Nicholas kissed her good-bye and left her alone on the mezzanine.

WENDALL ROHR had a hunch the jury was tired of listening to researchers tout their findings and lecture from their charts and graphs. His consultants were telling him the jurors had heard enough about lung cancer and smoking, that they had probably been convinced before the trial started that cigarettes were addictive and dangerous. He was confident he had established a strong causal relationship between the Bristols and the tumors that killed Jacob Wood, and it was now time to ice the case. Thursday morning he announced that the plaintiff would like to call Lawrence Krigler as its next witness. A noticeable tension seized the defense table for the moment it took to call Mr. Krigler from somewhere in the rear. Another plaintiff's lawyer, John Riley Milton from Denver, rose and smiled sweetly at the jury.

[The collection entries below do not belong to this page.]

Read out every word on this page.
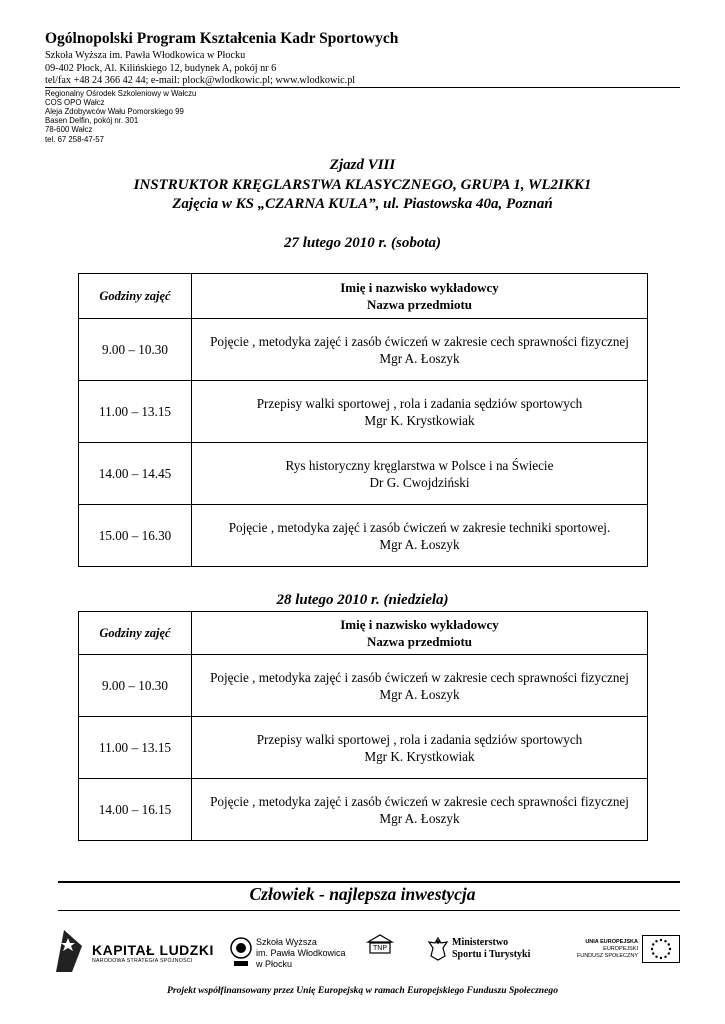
Ogólnopolski Program Kształcenia Kadr Sportowych
Szkoła Wyższa im. Pawła Włodkowica w Płocku
09-402 Płock, Al. Kilińskiego 12, budynek A, pokój nr 6
tel/fax +48 24 366 42 44; e-mail: plock@wlodkowic.pl; www.wlodkowic.pl
Regionalny Ośrodek Szkoleniowy w Wałczu
COS OPO Wałcz
Aleja Zdobywców Wału Pomorskiego 99
Basen Delfin, pokój nr. 301
78-600 Wałcz
tel. 67 258-47-57
Zjazd VIII
INSTRUKTOR KRĘGLARSTWA KLASYCZNEGO, GRUPA 1, WL2IKK1
Zajęcia w KS „CZARNA KULA”, ul. Piastowska 40a, Poznań
27 lutego 2010 r. (sobota)
Godziny zajęć	Imię i nazwisko wykładowcy
Nazwa przedmiotu

9.00 – 10.30	Pojęcie , metodyka zajęć i zasób ćwiczeń w zakresie cech sprawności fizycznej
Mgr A. Łoszyk

11.00 – 13.15	Przepisy walki sportowej , rola i zadania sędziów sportowych
Mgr K. Krystkowiak

14.00 – 14.45	Rys historyczny kręglarstwa w Polsce i na Świecie
Dr G. Cwojdziński

15.00 – 16.30	Pojęcie , metodyka zajęć i zasób ćwiczeń w zakresie techniki sportowej.
Mgr A. Łoszyk
28 lutego 2010 r. (niedziela)
Godziny zajęć	Imię i nazwisko wykładowcy
Nazwa przedmiotu

9.00 – 10.30	Pojęcie , metodyka zajęć i zasób ćwiczeń w zakresie cech sprawności fizycznej
Mgr A. Łoszyk

11.00 – 13.15	Przepisy walki sportowej , rola i zadania sędziów sportowych
Mgr K. Krystkowiak

14.00 – 16.15	Pojęcie , metodyka zajęć i zasób ćwiczeń w zakresie cech sprawności fizycznej
Mgr A. Łoszyk
Człowiek - najlepsza inwestycja
KAPITAŁ LUDZKI
NARODOWA STRATEGIA SPÓJNOŚCI
Szkoła Wyższa
im. Pawła Włodkowica
w Płocku
TNP
Ministerstwo
Sportu i Turystyki
UNIA EUROPEJSKA
EUROPEJSKI
FUNDUSZ SPOŁECZNY
Projekt współfinansowany przez Unię Europejską w ramach Europejskiego Funduszu Społecznego
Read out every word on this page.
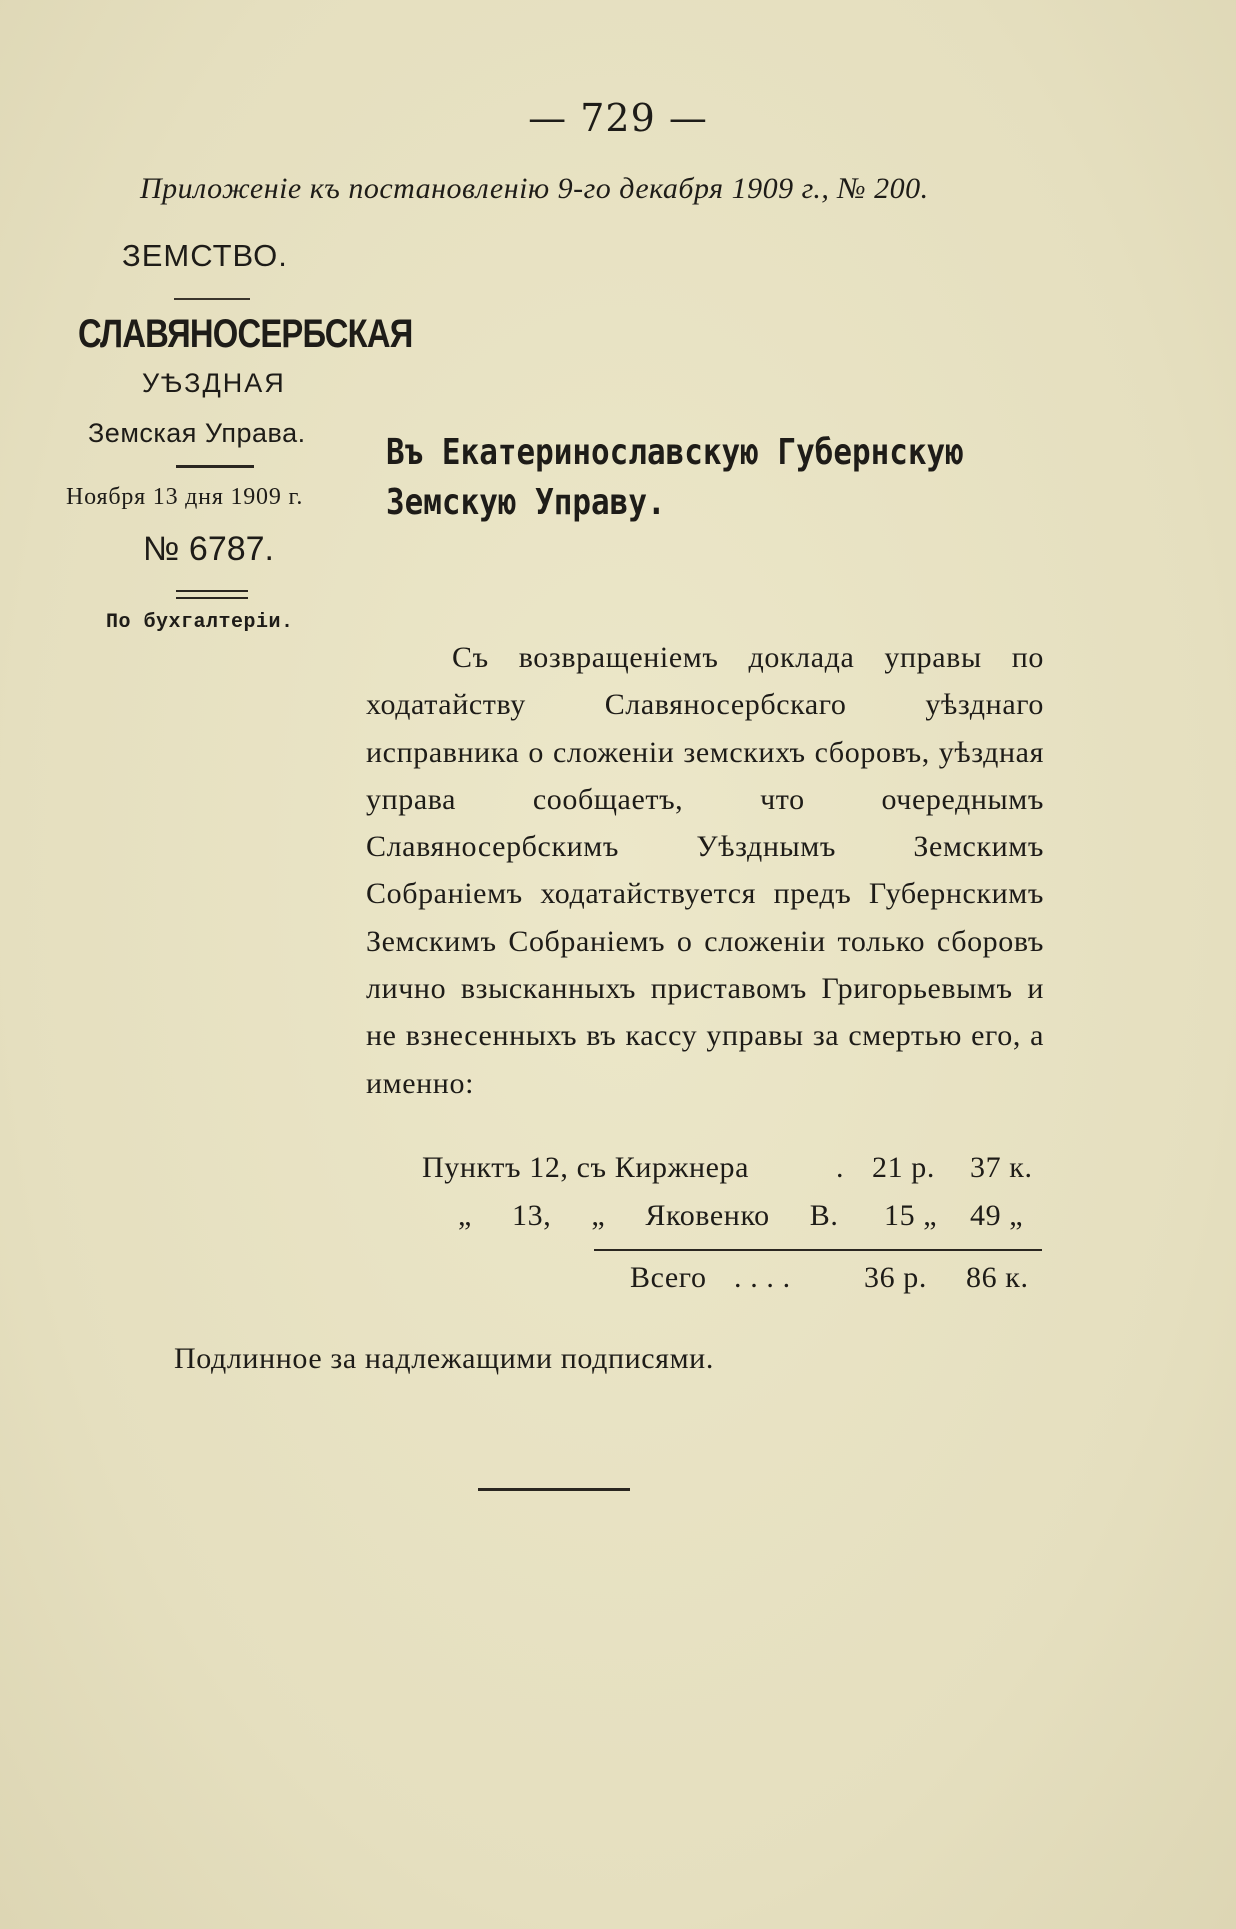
— 729 —
Приложеніе къ постановленію 9-го декабря 1909 г., № 200.
ЗЕМСТВО.
СЛАВЯНОСЕРБСКАЯ
УѢЗДНАЯ
Земская Управа.
Ноября 13 дня 1909 г.
№ 6787.
По бухгалтеріи.
Въ Екатеринославскую Губернскую
Земскую Управу.
Съ возвращеніемъ доклада управы по ходатайству Славяносербскаго уѣзднаго исправника о сложеніи земскихъ сборовъ, уѣздная управа сообщаетъ, что очереднымъ Славяносербскимъ Уѣзднымъ Земскимъ Собраніемъ ходатайствуется предъ Губернскимъ Земскимъ Собраніемъ о сложеніи только сборовъ лично взысканныхъ приставомъ Григорьевымъ и не взнесенныхъ въ кассу управы за смертью его, а именно:
Пунктъ 12, съ Киржнера	. 21 р. 37 к.
„ 13, „ Яковенко В. 15 „ 49 „
Всего . . . . 36 р. 86 к.
Подлинное за надлежащими подписями.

Lawrence Krigler was in his late sixties, tanned and fit, well dressed and quick in step. He was the first witness without Doctor stuck to the front of his name since the video of Jacob Wood. He lived now in Florida, where he'd retired after he left Pynex. John Riley Milton rushed him through the preliminaries because the juicy stuff was just around the corner.

An engineering graduate of North Carolina State, he'd worked for Pynex for thirty years before leaving in the midst of a lawsuit thirteen years earlier. He'd sued Pynex. The company'd countersued him. They settled out of court with terms being nondisclosed.



When he was first hired, the company, then called Union Tobacco, or simply U-Tab, had shipped him to Cuba to study tobacco production down there. He'd worked in production ever since, or at least until the day he left. He'd studied the tobacco leaf and a thousand ways to grow it more efficiently. He considered himself an expert in this field, though he was not testifying as an expert and would not offer opinions. Only facts.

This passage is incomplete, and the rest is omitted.